Also known as an "Auto-Cannon", The Swedish made Bofors Gun was designed in 1934. Based on the popular "Pom Pom" Guns of the 1920s (by their distinctive sound when fired), they were single and multi-barreled, rapid fire, weapons systems. The primary goal of the Bofors was to engage and disable or destroy both aircraft and small, light-armored attack Naval Craft. At the start of World War II, The Allies did not have a reliable Auto-Cannon. The basic design of The Bofors were incorporated into both The American and British Military. The Bofors Gun was a versatile weapon, which could be Ship or Land-based mounted.

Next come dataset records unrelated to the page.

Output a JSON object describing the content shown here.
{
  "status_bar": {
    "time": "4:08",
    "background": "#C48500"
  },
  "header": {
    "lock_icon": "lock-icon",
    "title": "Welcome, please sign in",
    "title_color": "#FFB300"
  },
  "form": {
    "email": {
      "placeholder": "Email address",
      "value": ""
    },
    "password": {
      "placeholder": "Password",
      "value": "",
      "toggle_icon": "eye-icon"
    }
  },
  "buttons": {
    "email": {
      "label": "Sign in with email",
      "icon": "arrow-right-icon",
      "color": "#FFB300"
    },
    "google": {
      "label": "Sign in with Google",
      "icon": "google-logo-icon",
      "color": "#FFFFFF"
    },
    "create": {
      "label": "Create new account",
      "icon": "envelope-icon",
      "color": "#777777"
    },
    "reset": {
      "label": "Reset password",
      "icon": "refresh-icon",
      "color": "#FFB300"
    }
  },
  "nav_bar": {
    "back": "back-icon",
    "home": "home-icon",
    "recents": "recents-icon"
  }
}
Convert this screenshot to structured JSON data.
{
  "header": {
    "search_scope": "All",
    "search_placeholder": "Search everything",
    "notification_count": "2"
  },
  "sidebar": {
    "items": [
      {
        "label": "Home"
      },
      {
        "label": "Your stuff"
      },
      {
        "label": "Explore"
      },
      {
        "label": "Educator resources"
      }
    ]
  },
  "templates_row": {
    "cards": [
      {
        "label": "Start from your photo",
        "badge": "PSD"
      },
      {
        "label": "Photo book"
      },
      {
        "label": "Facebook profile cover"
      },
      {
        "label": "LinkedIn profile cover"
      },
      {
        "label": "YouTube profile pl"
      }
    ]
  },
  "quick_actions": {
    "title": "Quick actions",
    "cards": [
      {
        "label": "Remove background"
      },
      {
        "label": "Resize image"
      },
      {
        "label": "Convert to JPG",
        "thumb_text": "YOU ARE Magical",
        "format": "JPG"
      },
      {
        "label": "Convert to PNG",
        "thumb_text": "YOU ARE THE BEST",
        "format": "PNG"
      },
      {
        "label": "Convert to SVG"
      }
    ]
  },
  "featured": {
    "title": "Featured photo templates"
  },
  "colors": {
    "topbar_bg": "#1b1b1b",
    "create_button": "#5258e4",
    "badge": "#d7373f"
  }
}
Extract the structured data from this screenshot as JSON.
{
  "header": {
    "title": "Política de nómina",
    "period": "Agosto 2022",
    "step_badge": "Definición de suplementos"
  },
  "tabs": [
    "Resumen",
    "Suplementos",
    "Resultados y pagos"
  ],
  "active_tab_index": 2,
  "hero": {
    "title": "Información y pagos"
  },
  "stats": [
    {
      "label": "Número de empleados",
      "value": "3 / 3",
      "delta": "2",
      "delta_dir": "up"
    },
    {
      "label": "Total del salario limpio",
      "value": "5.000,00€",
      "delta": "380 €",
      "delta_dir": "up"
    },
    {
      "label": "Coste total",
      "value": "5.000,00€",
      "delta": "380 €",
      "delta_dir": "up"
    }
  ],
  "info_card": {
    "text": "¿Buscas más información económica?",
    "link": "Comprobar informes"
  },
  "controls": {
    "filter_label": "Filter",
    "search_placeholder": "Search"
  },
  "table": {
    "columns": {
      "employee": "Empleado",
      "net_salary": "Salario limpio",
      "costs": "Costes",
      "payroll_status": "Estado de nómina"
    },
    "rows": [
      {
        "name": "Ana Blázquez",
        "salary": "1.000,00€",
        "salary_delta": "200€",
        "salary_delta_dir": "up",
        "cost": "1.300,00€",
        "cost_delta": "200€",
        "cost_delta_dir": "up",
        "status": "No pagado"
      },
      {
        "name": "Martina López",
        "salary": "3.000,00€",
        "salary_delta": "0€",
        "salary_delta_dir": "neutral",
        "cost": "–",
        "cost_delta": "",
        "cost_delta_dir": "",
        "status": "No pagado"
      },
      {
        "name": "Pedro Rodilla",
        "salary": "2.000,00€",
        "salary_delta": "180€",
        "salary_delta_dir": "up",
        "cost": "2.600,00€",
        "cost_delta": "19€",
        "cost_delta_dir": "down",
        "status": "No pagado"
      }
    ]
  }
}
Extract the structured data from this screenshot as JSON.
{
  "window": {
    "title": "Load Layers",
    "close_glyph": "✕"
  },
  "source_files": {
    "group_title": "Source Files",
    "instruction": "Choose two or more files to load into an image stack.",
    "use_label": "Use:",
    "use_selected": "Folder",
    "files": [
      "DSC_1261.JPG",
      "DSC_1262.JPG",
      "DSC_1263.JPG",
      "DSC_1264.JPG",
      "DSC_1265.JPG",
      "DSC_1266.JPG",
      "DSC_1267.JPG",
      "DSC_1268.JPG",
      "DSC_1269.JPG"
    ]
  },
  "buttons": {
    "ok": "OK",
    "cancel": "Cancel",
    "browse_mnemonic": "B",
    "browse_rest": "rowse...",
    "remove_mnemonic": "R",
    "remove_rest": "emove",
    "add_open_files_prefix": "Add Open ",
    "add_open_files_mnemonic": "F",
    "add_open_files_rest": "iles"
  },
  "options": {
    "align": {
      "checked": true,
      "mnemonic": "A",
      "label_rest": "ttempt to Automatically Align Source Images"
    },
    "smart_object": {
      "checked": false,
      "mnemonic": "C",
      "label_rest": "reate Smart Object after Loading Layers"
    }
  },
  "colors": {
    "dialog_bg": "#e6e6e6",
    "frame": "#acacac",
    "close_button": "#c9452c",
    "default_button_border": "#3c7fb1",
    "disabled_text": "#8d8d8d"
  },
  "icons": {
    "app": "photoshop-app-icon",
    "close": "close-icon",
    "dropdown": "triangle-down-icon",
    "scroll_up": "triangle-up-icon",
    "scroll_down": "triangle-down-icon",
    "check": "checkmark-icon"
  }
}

In it's Ship-board configuration, The Bofors could be deployed in twin or single mounts. Most Allied Naval Warships used them for protection against enemy aircraft. These Bofors versions could reach up to 11,000 pounds. Land-Based versions could be mounted on a wheeled transport, which could be anchored by plates, into the ground (then removed for transport very quickly). Lansing versions could teach an average of 4,000 pounds. Although 40 mm rounds were the norm, versions of different calibers were constructed. They could reach elevations of 90 degrees and had a cyclic rate of 330 rounds per minute. The could achieve ranges of 23,000 to 41,000 feet.
The American Chrysler Motor Company was licensed by Bofors, and produced over 60,000 weapons and 120,000 barrels for War Production in 1943 alone. The smallest variant was a 6-pound version. 8 other varients were known to exist. The weapon is still in existence in some form today.